On the one hand, Kelsey has an engaging writing style which means that she can succinctly explain complicated scientific ideas for the general reader. On the other hand, she is a mother of two toddlers and she often makes comparisons between the lives of whales and her own life that hold nothing back, such as a visit to her gynecologist (I’m not making this up). In her urge to humanise the material, she sometimes makes some banal comments:
How do whales contend with an environment where things are constantly moving? A world where nothing is fixed? I ponder this dilemma as I race around the house in search of an overdue library book.

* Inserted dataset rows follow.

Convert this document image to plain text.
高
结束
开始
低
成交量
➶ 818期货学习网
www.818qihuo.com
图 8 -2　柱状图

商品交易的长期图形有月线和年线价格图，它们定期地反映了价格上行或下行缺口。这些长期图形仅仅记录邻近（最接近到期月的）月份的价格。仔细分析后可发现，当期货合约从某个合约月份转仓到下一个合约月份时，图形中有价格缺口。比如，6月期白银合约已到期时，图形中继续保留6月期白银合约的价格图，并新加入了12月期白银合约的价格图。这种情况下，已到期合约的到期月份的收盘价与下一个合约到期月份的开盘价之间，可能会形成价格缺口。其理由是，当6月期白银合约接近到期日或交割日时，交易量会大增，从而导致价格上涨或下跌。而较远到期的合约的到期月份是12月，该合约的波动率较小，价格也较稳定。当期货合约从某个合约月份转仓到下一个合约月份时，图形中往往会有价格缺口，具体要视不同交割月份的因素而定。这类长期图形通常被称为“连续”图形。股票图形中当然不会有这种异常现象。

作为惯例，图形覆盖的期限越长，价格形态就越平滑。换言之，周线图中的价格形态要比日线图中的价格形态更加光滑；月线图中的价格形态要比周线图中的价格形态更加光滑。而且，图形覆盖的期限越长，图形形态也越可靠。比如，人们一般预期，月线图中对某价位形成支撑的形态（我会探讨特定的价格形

That kind of thing almost had me giving up on the book after a couple of pages. Fortunately, it gets much better as Kelsey begins a series of conversations with biologists and oceanologists, whose ideas challenge how we perceive these animals and their behaviour.
According to [Christopher Clark] … blue whales, fin whales, and humpback whales hear differences in the structure of the three-dimensional noise in the ocean. “Imagine that you are a blue whale swimming northwest of Bermuda by a hundred miles … you’d be able to hear the difference between something to your north and something to your south. To the north, you would actually be able to hear the rush and motion and the turbulence caused by the Gulf Stream.”
That is to say that the giant rorquals find schools of krill not by listening for their prey but by listening to changes in the movement of the ocean itself. Mind-blowing.
I also agree whole-heartedly with Kelsey’s arguments that although our seas are in peril, there is still a great deal that we can do to protect them from further harm due to over-fishing, pollution and ambient noise. Indeed, though published in 2009, this book is already a little out of date because our knowledge of whales has grown considerably in the last few years.
Nevertheless, Watching Giants is an enjoyable collection of essays for anyone who wants to learn more about ceteceans in general. Kelsey eschews the gibberish so beloved of academic authors, and lets her own enthusiasm shine through the book. It is perhaps too detailed for a general introduction to these animals however: there are other books available that do that better.